Он, вконец смутившись, озадаченно заморгал.
— Какой еще принц, какое дитя? Кто это? — Он оглянулся на официантку, принимавшую заказ у туристов. — Официантка, что ли? Она тайная наследница? Какая у тебя странная история. Зачем ты мне ее рассказываешь, Вилли?
— А вот и не странная. Не странная она, Сол. То есть папочка.
Он вытаращил глаза и уставился на меня, разглядывая мою физиономию. Затем провел рукой по лицу и судорожно вздохнул.
— Нет, Вилли, я что-то не понимаю… Как такое может быть?
— Это ты мне расскажи!
— Но я не могу иметь детей! — воскликнул он. — Я с тремя женами расстался как раз из-за того, что не могу иметь детей! Нет, это просто невозможно!
— Но это случилось, — возразила я. — И я тому живое свидетельство. Можешь даже меня ущипнуть.
Это была шутка, но он и вправду ущипнул — целую неделю потом у меня на руке пониже плеча красовались два параллельных синячка.
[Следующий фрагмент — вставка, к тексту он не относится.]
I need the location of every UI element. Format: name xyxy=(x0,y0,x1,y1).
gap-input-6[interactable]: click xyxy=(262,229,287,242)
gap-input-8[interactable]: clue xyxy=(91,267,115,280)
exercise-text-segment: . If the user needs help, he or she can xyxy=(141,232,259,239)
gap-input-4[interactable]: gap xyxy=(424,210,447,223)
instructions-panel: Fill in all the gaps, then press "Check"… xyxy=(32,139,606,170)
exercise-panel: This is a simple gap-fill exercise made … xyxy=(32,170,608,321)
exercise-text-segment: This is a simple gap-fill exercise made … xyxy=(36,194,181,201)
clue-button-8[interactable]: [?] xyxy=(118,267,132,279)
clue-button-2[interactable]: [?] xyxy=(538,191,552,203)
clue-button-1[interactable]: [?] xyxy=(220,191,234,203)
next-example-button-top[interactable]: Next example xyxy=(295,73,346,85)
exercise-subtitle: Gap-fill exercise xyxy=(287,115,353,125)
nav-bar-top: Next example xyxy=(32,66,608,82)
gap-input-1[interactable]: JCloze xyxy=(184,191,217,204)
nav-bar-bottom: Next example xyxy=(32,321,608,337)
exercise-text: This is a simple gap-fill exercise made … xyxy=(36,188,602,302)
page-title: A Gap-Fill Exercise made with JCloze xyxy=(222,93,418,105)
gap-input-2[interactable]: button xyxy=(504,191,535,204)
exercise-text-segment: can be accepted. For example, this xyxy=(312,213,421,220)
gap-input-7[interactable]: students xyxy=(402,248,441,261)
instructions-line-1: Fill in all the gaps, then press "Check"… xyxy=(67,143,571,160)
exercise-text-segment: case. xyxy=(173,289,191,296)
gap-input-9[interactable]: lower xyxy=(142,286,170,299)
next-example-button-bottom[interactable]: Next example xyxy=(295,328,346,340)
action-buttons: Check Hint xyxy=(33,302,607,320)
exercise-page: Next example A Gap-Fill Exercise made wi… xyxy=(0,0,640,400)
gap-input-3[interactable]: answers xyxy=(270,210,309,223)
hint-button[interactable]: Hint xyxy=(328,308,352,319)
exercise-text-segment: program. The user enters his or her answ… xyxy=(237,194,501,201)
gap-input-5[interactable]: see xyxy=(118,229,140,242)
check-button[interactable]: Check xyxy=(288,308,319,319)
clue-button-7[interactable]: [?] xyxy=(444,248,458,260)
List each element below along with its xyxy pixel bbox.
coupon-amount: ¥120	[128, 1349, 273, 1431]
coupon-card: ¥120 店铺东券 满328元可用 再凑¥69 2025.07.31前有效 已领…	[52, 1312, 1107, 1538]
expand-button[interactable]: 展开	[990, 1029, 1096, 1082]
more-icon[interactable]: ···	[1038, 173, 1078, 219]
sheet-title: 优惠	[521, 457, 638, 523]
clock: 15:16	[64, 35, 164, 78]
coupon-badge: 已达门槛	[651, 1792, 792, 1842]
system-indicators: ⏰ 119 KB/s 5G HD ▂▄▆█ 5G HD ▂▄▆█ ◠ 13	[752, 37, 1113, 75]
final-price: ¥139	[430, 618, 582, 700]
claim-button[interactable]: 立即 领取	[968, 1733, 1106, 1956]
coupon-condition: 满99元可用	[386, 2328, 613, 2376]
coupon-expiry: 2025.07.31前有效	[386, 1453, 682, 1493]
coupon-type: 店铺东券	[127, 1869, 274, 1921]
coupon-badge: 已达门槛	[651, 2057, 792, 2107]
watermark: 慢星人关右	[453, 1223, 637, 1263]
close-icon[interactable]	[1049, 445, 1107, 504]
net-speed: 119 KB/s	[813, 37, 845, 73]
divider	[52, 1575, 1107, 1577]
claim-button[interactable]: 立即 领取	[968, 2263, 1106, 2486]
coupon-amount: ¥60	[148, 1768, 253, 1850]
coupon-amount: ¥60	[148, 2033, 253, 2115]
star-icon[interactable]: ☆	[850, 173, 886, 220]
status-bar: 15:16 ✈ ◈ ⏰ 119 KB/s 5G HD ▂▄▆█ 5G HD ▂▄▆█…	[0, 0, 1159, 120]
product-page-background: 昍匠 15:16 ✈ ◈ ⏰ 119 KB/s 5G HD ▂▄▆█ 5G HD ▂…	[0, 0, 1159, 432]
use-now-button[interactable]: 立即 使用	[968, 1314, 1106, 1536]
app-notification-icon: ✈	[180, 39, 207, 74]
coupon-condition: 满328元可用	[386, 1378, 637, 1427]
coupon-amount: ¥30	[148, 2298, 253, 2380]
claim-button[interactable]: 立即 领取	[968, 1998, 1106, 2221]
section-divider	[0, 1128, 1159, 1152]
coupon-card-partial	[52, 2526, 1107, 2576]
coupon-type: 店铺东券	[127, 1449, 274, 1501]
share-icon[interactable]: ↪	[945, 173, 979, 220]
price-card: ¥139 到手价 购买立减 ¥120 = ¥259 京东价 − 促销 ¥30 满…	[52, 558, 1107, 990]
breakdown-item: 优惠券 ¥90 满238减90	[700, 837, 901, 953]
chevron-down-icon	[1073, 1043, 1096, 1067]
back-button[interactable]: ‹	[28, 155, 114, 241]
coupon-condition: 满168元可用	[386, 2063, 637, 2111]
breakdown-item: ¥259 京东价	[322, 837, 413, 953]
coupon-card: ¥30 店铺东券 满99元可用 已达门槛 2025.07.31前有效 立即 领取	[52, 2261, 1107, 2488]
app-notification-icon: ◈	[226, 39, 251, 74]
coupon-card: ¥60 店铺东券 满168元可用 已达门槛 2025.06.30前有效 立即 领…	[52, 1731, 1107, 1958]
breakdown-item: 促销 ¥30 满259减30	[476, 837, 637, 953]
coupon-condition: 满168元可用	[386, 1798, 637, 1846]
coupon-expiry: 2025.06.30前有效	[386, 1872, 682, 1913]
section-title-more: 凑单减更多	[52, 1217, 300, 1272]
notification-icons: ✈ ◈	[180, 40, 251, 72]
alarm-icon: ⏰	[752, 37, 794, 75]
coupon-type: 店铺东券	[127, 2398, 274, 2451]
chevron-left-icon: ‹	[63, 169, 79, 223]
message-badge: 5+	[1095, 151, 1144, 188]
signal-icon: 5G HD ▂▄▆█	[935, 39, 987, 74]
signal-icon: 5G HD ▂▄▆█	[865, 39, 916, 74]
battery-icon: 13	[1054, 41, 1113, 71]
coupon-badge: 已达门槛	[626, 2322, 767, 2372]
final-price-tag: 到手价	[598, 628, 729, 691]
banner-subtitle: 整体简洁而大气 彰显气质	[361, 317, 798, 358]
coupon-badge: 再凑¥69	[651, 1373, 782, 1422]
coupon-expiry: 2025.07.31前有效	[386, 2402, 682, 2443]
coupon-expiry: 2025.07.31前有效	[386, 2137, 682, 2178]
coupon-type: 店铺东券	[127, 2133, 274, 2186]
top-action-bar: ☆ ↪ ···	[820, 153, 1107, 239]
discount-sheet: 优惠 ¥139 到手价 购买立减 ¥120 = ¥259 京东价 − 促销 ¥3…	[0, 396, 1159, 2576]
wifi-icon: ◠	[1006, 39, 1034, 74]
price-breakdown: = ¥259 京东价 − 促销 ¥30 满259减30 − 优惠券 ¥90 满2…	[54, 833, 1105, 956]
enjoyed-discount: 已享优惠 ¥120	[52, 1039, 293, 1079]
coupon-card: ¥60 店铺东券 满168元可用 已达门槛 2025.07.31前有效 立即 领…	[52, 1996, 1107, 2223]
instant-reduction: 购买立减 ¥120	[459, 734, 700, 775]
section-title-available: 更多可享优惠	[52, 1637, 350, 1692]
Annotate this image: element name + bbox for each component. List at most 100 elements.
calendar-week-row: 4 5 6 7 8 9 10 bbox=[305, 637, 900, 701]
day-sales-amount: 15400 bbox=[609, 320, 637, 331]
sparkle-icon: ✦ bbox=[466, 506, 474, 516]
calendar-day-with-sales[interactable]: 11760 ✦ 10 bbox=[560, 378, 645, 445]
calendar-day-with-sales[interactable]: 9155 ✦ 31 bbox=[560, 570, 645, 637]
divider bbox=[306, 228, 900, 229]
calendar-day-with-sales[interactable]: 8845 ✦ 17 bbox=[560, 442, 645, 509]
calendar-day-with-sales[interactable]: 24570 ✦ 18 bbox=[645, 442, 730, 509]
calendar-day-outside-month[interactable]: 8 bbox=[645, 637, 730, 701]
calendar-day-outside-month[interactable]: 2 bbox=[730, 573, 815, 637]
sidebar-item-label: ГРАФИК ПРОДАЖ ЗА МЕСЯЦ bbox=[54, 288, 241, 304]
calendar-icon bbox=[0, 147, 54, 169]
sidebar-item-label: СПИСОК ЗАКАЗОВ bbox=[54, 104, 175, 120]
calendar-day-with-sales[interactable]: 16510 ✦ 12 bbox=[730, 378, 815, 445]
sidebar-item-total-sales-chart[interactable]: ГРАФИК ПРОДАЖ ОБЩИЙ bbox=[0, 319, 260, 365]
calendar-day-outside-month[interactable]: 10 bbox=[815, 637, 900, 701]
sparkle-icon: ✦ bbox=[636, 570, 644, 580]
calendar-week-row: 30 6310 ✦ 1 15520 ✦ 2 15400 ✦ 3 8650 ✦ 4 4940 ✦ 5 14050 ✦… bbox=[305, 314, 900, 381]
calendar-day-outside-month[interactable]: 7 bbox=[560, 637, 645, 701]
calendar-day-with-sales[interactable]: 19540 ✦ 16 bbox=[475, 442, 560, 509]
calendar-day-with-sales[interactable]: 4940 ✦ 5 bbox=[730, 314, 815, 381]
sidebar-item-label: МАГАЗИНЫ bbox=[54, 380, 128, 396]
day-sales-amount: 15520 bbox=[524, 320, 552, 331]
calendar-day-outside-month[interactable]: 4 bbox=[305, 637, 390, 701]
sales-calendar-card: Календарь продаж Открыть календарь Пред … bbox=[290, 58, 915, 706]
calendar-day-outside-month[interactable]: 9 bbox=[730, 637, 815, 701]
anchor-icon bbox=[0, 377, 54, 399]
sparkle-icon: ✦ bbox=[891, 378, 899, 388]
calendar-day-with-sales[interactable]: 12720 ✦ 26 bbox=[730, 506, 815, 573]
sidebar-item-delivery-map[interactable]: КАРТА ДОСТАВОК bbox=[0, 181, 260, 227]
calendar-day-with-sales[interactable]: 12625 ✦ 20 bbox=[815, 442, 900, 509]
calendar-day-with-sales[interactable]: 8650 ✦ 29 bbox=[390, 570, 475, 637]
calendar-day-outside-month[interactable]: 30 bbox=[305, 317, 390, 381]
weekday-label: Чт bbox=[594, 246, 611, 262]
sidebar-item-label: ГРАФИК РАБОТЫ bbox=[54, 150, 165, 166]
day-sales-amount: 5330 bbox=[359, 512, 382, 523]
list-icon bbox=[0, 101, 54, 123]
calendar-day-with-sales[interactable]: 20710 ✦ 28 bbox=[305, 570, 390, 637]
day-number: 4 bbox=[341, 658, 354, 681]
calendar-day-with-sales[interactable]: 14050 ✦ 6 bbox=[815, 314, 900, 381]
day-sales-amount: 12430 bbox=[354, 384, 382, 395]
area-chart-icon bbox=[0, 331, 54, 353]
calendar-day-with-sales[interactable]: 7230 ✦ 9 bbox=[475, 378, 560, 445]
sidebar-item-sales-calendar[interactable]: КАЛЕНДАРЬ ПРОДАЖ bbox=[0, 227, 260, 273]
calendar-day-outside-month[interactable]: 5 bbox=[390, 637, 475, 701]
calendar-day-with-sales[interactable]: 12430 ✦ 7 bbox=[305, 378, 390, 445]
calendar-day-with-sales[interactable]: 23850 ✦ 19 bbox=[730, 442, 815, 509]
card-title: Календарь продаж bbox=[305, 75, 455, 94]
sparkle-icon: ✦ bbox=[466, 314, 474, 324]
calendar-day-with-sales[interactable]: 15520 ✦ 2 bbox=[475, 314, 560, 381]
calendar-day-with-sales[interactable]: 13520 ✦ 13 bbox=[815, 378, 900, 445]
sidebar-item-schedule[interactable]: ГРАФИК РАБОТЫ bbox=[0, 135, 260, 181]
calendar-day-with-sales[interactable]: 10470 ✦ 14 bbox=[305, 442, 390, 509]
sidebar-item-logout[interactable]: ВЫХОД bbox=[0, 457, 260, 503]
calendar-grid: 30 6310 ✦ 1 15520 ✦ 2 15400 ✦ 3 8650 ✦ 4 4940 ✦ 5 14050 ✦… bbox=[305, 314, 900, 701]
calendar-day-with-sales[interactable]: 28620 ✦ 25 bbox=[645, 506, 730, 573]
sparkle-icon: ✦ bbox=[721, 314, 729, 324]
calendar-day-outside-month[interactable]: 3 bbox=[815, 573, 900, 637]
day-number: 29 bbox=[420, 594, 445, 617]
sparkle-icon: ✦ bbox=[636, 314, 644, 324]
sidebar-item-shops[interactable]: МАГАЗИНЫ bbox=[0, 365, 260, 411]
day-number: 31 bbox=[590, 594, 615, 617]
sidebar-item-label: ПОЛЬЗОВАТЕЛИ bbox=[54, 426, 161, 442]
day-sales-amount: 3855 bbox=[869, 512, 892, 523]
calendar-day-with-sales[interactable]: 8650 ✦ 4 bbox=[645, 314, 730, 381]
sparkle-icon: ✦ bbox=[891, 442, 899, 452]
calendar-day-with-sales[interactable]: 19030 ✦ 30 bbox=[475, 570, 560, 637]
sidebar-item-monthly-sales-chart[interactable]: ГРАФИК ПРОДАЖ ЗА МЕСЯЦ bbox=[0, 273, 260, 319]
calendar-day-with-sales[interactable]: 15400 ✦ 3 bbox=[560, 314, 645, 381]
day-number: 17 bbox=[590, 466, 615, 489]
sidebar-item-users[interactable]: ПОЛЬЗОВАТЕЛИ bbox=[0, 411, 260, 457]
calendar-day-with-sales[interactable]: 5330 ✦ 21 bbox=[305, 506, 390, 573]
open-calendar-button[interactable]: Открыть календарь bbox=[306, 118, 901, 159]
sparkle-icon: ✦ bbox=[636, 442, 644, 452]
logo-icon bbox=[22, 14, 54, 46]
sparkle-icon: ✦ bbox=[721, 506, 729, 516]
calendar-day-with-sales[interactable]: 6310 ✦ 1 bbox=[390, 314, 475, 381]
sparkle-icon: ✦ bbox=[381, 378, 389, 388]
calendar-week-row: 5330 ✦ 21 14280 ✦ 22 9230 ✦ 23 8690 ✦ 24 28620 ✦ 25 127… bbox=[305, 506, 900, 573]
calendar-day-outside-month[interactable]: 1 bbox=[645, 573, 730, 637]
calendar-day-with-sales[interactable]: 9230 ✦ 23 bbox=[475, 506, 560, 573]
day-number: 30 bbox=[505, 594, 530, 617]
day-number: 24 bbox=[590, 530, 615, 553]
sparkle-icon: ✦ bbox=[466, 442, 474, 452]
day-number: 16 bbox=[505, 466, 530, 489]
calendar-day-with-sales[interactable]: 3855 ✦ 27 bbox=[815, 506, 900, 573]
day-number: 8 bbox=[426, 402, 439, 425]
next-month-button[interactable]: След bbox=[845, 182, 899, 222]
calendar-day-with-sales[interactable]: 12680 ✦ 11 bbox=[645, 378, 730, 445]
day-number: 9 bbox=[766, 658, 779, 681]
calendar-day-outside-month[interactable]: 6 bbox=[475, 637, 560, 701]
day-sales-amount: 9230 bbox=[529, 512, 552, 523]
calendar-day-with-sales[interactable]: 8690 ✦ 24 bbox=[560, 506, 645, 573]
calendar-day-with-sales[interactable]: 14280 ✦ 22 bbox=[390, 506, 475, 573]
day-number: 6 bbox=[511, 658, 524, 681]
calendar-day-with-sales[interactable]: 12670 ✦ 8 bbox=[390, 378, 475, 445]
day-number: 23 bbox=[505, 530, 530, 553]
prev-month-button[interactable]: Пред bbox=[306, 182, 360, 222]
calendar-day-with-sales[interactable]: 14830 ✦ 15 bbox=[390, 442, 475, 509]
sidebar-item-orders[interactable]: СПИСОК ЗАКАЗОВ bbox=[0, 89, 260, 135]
— Как же так?! — недоумевал он. — Мне никто ничего не говорил! Я ходил болеть за тебя на все школьные матчи и ничего не знал?..
— Я и сама не знала. До вчерашнего вечера. А вчера вечером мать рассказала мне.
— Но я никогда ничего такого не делал с твоей матерью, клянусь!
— Да? Но мы же с тобой не какие-то призраки!
— Но я ничего такого не делал!
— Нет, делал. Напряги память и вспомни. Погожий денек ранней-ранней весной… почки распускаются на деревьях… Салат из помидорок… Вино…
Я наблюдала и видела, как лицо его (мое лицо) покраснело и его точеный нос (мой нос) уловил что-то глубокое и волнующее. Он растерянно заморгал и откинулся на спинку стула.
— Подожди, что-то вроде припоминается…
— Ты не спеши, папочка. Времени у меня впереди уйма — вся жизнь. — Я улыбнулась. Так широко, что даже испугалась, как бы лицо не треснуло.
Соломон Фолкнер вытер вспотевший лоб и задумчиво сложил губы трубочкой.
— Бог ты мой, точно! Но это так… извини меня… странно! Я ведь тогда вообще не помнил, что мы делали с Вивьен. С твоей мамой. Я проснулся наутро в ее доме — полуголый, голова раскалывается от похмелья. Ну и испугался. Испугался, что моя невеста обо всем узнает и тогда точно убьет меня. Поэтому я очень долго избегал твоей матери. Просто выбросил ее из головы. Вот черт, я даже не знал, что такое произошло! Как дерьмово-то все получилось!